Accelerate the inevitable failure, but prepare a recovery plan

The courage to own the problem, take risks, and deliver great results

“If I had an hour to solve a problem I’d spend 55 minutes thinking about the problem and 5 minutes thinking about solutions.”― Albert Einstein

Background

A few years ago, a startup hired me to join their team and help them with launching their main product. They were trying to crowdsource news creation to people living in different locations and allow users to use the map to consume these geo-based news.

The Problem

At first, they wanted me to help with improving the process. The founding team was concerned about the speed and quality of the new news platform.

They invested 2 years of their time, spent more than $200K from their own pocket, family and friends, and they yet to see it live in production. They have quality issues, sure! However, I was certain that this wasn’t their biggest problem!

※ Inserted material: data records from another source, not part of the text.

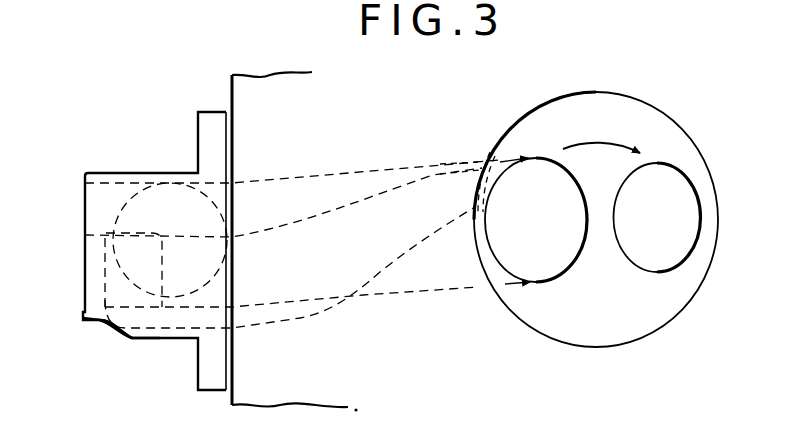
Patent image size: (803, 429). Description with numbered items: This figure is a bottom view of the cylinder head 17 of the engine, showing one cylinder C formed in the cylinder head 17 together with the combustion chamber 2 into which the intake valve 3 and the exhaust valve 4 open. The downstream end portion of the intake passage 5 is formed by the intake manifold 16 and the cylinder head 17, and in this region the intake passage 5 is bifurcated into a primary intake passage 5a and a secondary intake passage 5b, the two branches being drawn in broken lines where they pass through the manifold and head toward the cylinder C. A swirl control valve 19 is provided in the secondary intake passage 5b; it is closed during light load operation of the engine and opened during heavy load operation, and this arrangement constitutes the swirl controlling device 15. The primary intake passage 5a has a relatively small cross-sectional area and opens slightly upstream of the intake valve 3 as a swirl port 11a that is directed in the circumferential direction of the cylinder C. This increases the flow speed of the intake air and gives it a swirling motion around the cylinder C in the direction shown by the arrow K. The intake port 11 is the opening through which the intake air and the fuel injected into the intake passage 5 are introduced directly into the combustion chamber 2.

The combustion chamber 2 is at (670, 140).
The intake valve 3 is at (561, 262).
The exhaust valve 4 is at (660, 266).
The intake passage 5 is at (99, 219).
The primary intake passage 5a is at (392, 262).
The secondary intake passage 5b is at (327, 177).
The intake port 11 is at (502, 288).
The swirl port 11a is at (487, 150).
The swirl controlling device 15 is at (125, 205).
The intake manifold 16 is at (128, 342).
The cylinder head 17 is at (231, 94).
The swirl control valve 19 is at (167, 205).
The arrow K is at (601, 134).
The cylinder C is at (640, 325).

They spent 2 years and more than $200K without talking to customers. I decided it is important for them to know my opinion and where I stand. I have a few, but big challenges:

  1. Why would they listen to me? I’m a new addition to the team
  2. They already spent a lot of money and wasted tremendous amount of effort! it is going to be hard for them to admit it. It is going to be easier, and more convenient, for them to fire me than to admit thier mistake.
  3. I was confident that they are going to fail if they proceed in this path. It will not be long before they kill the project, especially that they were tight on money
  4. They were expecting results within weeks! From experience, fixing the process will take a little bit of time, probably more than the runway they have.

Potential Solutions

I had an informal discussion with a few members of the team, and I came up with the following options on how to proceed:

  1. Just forget about it and do what they want me to do
  2. Discuss my findings with the founders openly and ask them to change their strategy and admit that they were wrong.
  3. Discuss my findings with the whole team – this will might create enough pressure to force the founders and CEO to rethink their strategy.
  4. Prepare them to fail, lead them to understand that they have a problem, help them shape the solution, and help them in recovering from this failure.

The Solution

I went with the with number four, and I started preparing to guide them through the inevitable failure. Here is what I did:

  1. I started with the process. I coached them on how to use Scrum, but with one tweak: NO PO! Their product manager was acting as a buffer, not a good one, between the dev team and the CEO. There was no interactions with the real users.
  2. This pushed everyone, including the devs, to brainstorm ideas, and learn more about the users
  3. As a result, they started debating some features and why they need them. The founders felt obligated now to explain why they are building these features.
  4. To help resolve the disagreement, I facilitated discovery sessions with the founder and some of their potential users.
  5. I asked them to focus on one users segment, the one they are most familiar with and excited about and brainstorm what could be removed from the product to make it good enough for them.
  6. Next step was to trim down the product by removing all the features that they didn’t need for the launch. Within two weeks they launched the product to their customers, and they failed – the customers didn’t even use it.
  7. I helped them understand the feedback, brainstorm more ideas and pivot.
  8. They had a new service/product in place ready to be tested within few weeks
  9. Their first customer payed them $5000 within two months.
  10. More than one year later and they are still growing, attracting more customers, winning awards –

Key takeaways

  1. Always solve a customer or a user problem.
  2. If you have to fail, it is better to fail as fast as possible. Accelerate the failure but always have a plan to build the team back up.
  3. Having multiple buffers between the people building the software and the really users/customers is not a good idea. This is important for startups and for new projects/initiatives. You want a sign of sight between devs and the people they are building the software fore.
  4. Don’t be afraid to own the problem and to take risks.
  5. Always spend time trying to understand and define the problem.